Un ministère public qui a dans un premier temps qualifié les faits d’infraction délictuelle, peut-il  en pleine audience de flagrance, soulever l’incompétence de la Cour parce qu’il s’est rendu compte qu’il s’agit d’un crime ? Théâtralisation judiciaire, erreur judiciaire, procès d’intention, détournement de procédures, tous les termes péjoratifs sont bons pour les avocats de la défense pour qualifier la position du ministère public dans les procès Joël Aïvo, Alexandre Hountondji et Joseph Tamègnon. En effet, pour une personne dont le subconscient refuse toute ouverture d’esprit dans ces dossiers, c’est une anomalie ou même une faute. Si tel est le cas, que prévoit alors la loi ? Au regard des règles procédurales, il faut que les esprits se calment, afin de comprendre que c’est la rencontre choc de deux intelligences juridiques. Il doit avoir impérativement de l’électricité dans l’air. D’un côté, le ministère public qui a pour mission de requérir l’application de la loi et de veiller aux intérêts généraux de la société et d’un autre, les défenseurs de la veuve et de l’orphelin dont la mission est centrée sur l’intérêt privé. Dans un procès, retenons que chacun prêche pour sa paroisse au regard de sa compréhension et son expérience procédurales. Les débats suscitent des questions pertinentes. Dans ce cadrage de qualification, la liberté des prévenus n’est-elle pas à l’épreuve de l’orientation des poursuites du parquet ? Il faut retenir que les règles de procédure pénale accordent souterrainement ce pouvoir au ministère public. Ils ont le pouvoir de l’appréciation de la suite à donner à un procès. De flagrant délit à un crime, c’est bien possible.  

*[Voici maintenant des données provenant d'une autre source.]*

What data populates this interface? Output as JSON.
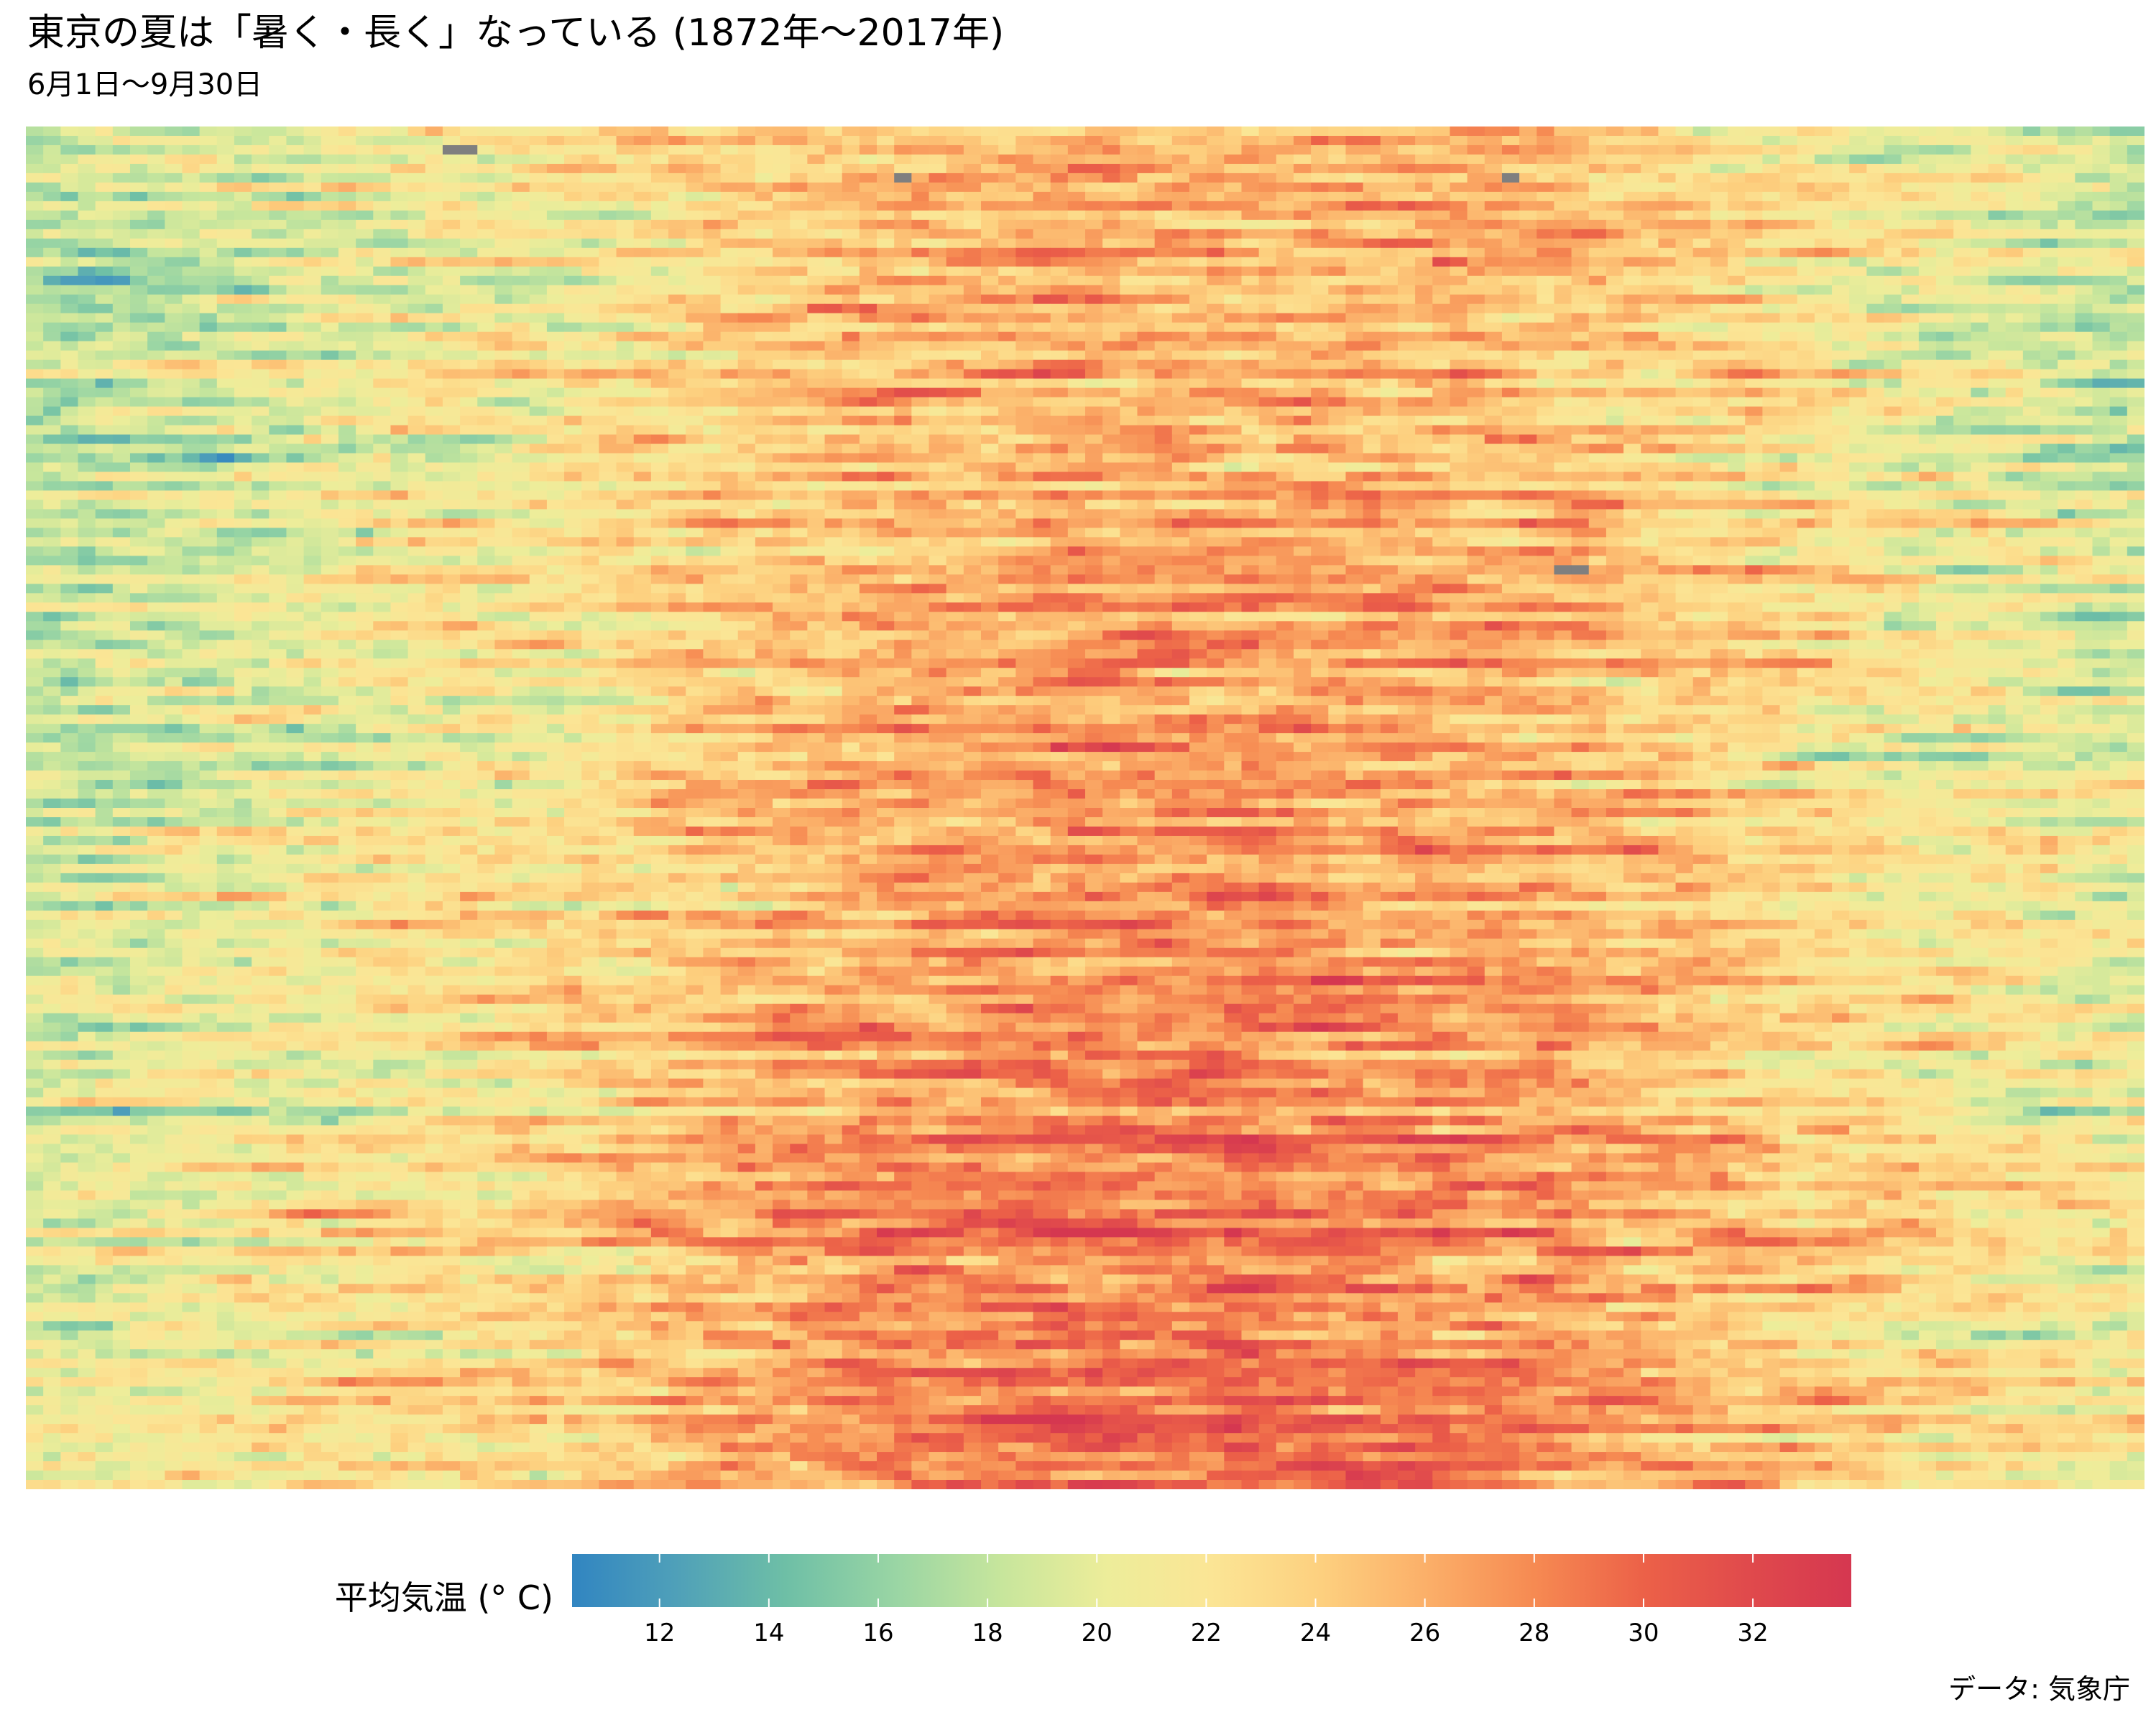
{
  "chart_data": {
    "type": "heatmap",
    "title": "東京の夏は「暑く・長く」なっている (1872年〜2017年)",
    "subtitle": "6月1日〜9月30日",
    "caption": "データ: 気象庁",
    "x": {
      "start": "6月1日",
      "end": "9月30日",
      "days": 122
    },
    "y": {
      "start_year": 1872,
      "end_year": 2017,
      "years": 146
    },
    "legend": {
      "title": "平均気温 (° C)",
      "position": "bottom",
      "min": 10.4,
      "max": 33.8,
      "ticks": [
        12,
        14,
        16,
        18,
        20,
        22,
        24,
        26,
        28,
        30,
        32
      ]
    },
    "colorscale": [
      {
        "value": 10.4,
        "color": "#3185c1"
      },
      {
        "value": 12.3,
        "color": "#4fa0b9"
      },
      {
        "value": 14.3,
        "color": "#6ebfa6"
      },
      {
        "value": 16.3,
        "color": "#99d5a4"
      },
      {
        "value": 18.3,
        "color": "#c8e69c"
      },
      {
        "value": 20.2,
        "color": "#eded9a"
      },
      {
        "value": 22.1,
        "color": "#fbe595"
      },
      {
        "value": 24.1,
        "color": "#fdd07f"
      },
      {
        "value": 26.1,
        "color": "#fbae68"
      },
      {
        "value": 28.0,
        "color": "#f68a52"
      },
      {
        "value": 30.0,
        "color": "#ec6148"
      },
      {
        "value": 31.9,
        "color": "#e04a4c"
      },
      {
        "value": 33.8,
        "color": "#d53750"
      }
    ],
    "missing_color": "#7f7f7f",
    "missing_cells": [
      {
        "year": 1874,
        "day": 24
      },
      {
        "year": 1874,
        "day": 25
      },
      {
        "year": 1877,
        "day": 50
      },
      {
        "year": 1877,
        "day": 85
      },
      {
        "year": 1919,
        "day": 88
      },
      {
        "year": 1919,
        "day": 89
      }
    ],
    "mean_profile": {
      "description": "approximate seasonal mean by day (6月1日→9月30日), used as the center of each row",
      "day": [
        0,
        10,
        20,
        30,
        40,
        50,
        60,
        70,
        80,
        90,
        100,
        110,
        121
      ],
      "early_period": [
        17.8,
        19.0,
        20.5,
        21.5,
        23.5,
        25.0,
        25.8,
        26.0,
        25.5,
        24.5,
        22.5,
        20.5,
        19.0
      ],
      "late_period": [
        20.5,
        21.5,
        22.5,
        24.0,
        26.5,
        28.5,
        29.5,
        29.5,
        28.5,
        27.0,
        25.0,
        22.8,
        21.5
      ]
    }
  }
}
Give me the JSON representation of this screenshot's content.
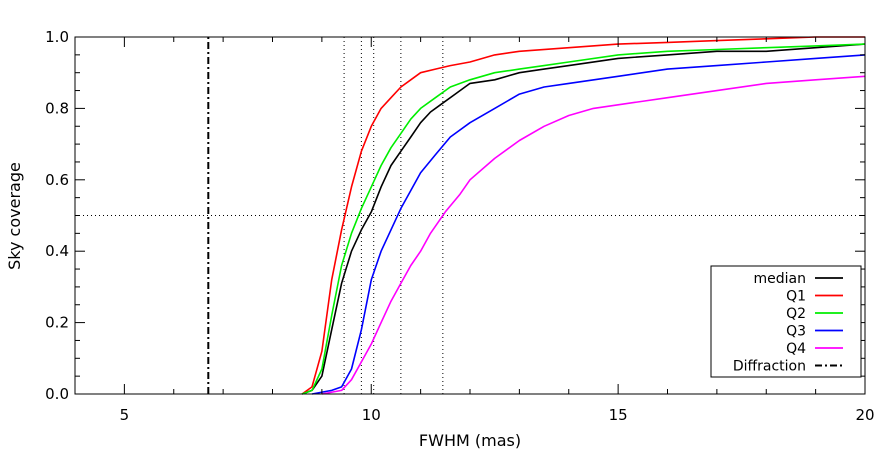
{
  "chart_data": {
    "type": "line",
    "title": "",
    "xlabel": "FWHM (mas)",
    "ylabel": "Sky coverage",
    "xlim": [
      4,
      20
    ],
    "ylim": [
      0,
      1.0
    ],
    "xticks": [
      5,
      10,
      15,
      20
    ],
    "yticks": [
      0.0,
      0.2,
      0.4,
      0.6,
      0.8,
      1.0
    ],
    "ytick_labels": [
      "0.0",
      "0.2",
      "0.4",
      "0.6",
      "0.8",
      "1.0"
    ],
    "legend_position": "bottom-right",
    "grid": false,
    "series": [
      {
        "name": "median",
        "color": "#000000",
        "dash": "solid",
        "x": [
          8.6,
          8.8,
          9.0,
          9.2,
          9.4,
          9.6,
          9.8,
          10.0,
          10.2,
          10.4,
          10.6,
          10.8,
          11.0,
          11.2,
          11.4,
          11.7,
          12.0,
          12.5,
          13.0,
          13.5,
          14.0,
          15.0,
          16.0,
          17.0,
          18.0,
          19.0,
          20.0
        ],
        "y": [
          0.0,
          0.01,
          0.05,
          0.18,
          0.31,
          0.4,
          0.46,
          0.51,
          0.58,
          0.64,
          0.68,
          0.72,
          0.76,
          0.79,
          0.81,
          0.84,
          0.87,
          0.88,
          0.9,
          0.91,
          0.92,
          0.94,
          0.95,
          0.96,
          0.96,
          0.97,
          0.98
        ]
      },
      {
        "name": "Q1",
        "color": "#ff0000",
        "dash": "solid",
        "x": [
          8.6,
          8.8,
          9.0,
          9.2,
          9.4,
          9.6,
          9.8,
          10.0,
          10.2,
          10.4,
          10.6,
          10.8,
          11.0,
          11.3,
          11.6,
          12.0,
          12.5,
          13.0,
          14.0,
          15.0,
          16.0,
          17.0,
          18.0,
          19.0,
          20.0
        ],
        "y": [
          0.0,
          0.02,
          0.12,
          0.32,
          0.46,
          0.58,
          0.68,
          0.75,
          0.8,
          0.83,
          0.86,
          0.88,
          0.9,
          0.91,
          0.92,
          0.93,
          0.95,
          0.96,
          0.97,
          0.98,
          0.985,
          0.99,
          0.995,
          1.0,
          1.0
        ]
      },
      {
        "name": "Q2",
        "color": "#00ee00",
        "dash": "solid",
        "x": [
          8.6,
          8.8,
          9.0,
          9.2,
          9.4,
          9.6,
          9.8,
          10.0,
          10.2,
          10.4,
          10.6,
          10.8,
          11.0,
          11.3,
          11.6,
          12.0,
          12.5,
          13.0,
          13.5,
          14.0,
          15.0,
          16.0,
          17.0,
          18.0,
          19.0,
          20.0
        ],
        "y": [
          0.0,
          0.01,
          0.07,
          0.22,
          0.36,
          0.45,
          0.52,
          0.58,
          0.64,
          0.69,
          0.73,
          0.77,
          0.8,
          0.83,
          0.86,
          0.88,
          0.9,
          0.91,
          0.92,
          0.93,
          0.95,
          0.96,
          0.965,
          0.97,
          0.975,
          0.98
        ]
      },
      {
        "name": "Q3",
        "color": "#0000ff",
        "dash": "solid",
        "x": [
          8.8,
          9.2,
          9.4,
          9.6,
          9.8,
          10.0,
          10.2,
          10.4,
          10.6,
          10.8,
          11.0,
          11.3,
          11.6,
          12.0,
          12.5,
          13.0,
          13.5,
          14.0,
          15.0,
          16.0,
          17.0,
          18.0,
          19.0,
          20.0
        ],
        "y": [
          0.0,
          0.01,
          0.02,
          0.07,
          0.18,
          0.32,
          0.4,
          0.46,
          0.52,
          0.57,
          0.62,
          0.67,
          0.72,
          0.76,
          0.8,
          0.84,
          0.86,
          0.87,
          0.89,
          0.91,
          0.92,
          0.93,
          0.94,
          0.95
        ]
      },
      {
        "name": "Q4",
        "color": "#ff00ff",
        "dash": "solid",
        "x": [
          9.0,
          9.4,
          9.6,
          9.8,
          10.0,
          10.2,
          10.4,
          10.6,
          10.8,
          11.0,
          11.2,
          11.5,
          11.8,
          12.0,
          12.5,
          13.0,
          13.5,
          14.0,
          14.5,
          15.0,
          16.0,
          17.0,
          18.0,
          19.0,
          20.0
        ],
        "y": [
          0.0,
          0.01,
          0.04,
          0.09,
          0.14,
          0.2,
          0.26,
          0.31,
          0.36,
          0.4,
          0.45,
          0.51,
          0.56,
          0.6,
          0.66,
          0.71,
          0.75,
          0.78,
          0.8,
          0.81,
          0.83,
          0.85,
          0.87,
          0.88,
          0.89
        ]
      },
      {
        "name": "Diffraction",
        "color": "#000000",
        "dash": "dashdot",
        "x": [
          6.7,
          6.7
        ],
        "y": [
          0.0,
          1.0
        ]
      }
    ],
    "reference_lines": {
      "horizontal": [
        {
          "y": 0.5,
          "style": "dotted",
          "color": "#000000"
        }
      ],
      "vertical": [
        {
          "x": 9.45,
          "style": "dotted",
          "color": "#000000"
        },
        {
          "x": 9.8,
          "style": "dotted",
          "color": "#000000"
        },
        {
          "x": 10.05,
          "style": "dotted",
          "color": "#000000"
        },
        {
          "x": 10.6,
          "style": "dotted",
          "color": "#000000"
        },
        {
          "x": 11.45,
          "style": "dotted",
          "color": "#000000"
        }
      ]
    },
    "legend": {
      "entries": [
        "median",
        "Q1",
        "Q2",
        "Q3",
        "Q4",
        "Diffraction"
      ]
    }
  }
}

Le procureur, maître de la poursuite pénale

Dans ces affaires, il peut être reproché au Parquet que c’est lui-même qui avait retenu la qualification des infractions, en évoquant le flagrant délit. Il a aussi décidé de saisir le juge correctionnel et a fixé la date de comparution des  prévenus en faisant l’option du flagrant délit. Dans ce contexte, les prévenus doivent être au regard de l’article 402 du Code de procédure pénale en vigueur au Bénin être présentés devant le juge dans un délai de 72 heures ouvrables. Si la cause doit être renvoyée, la Cour se prononce sur le maintien ou non du prévenu. Pour analyser les faits, les avocats du constitutionnaliste Aïvo disaient «C’est bien curieux pour un magistrat de ce (ndrl) rang». Mais au regard de la pratique souvent observée devant les juridictions, le problème du non-respect des délais est fréquent et permanent. Des travaux de recherche sur le délai raisonnable ou la lenteur de la justice ont souvent été mis en exergue. Les praticiens du droit le savent très bien. Ils savent que l’accroissement du contentieux, la complexification de la procédure, le comportement dilatoire des parties peuvent empêcher le respect au compas des délais. C’est bien dommage,  mais à l’impossible nul n’est tenu. Il faut juste comprendre ici que les avocats se sont retrouvés devant la largesse du pouvoir du ministère public. De fait, il est le maître de la poursuite pénale. Tout complément n’est que défense.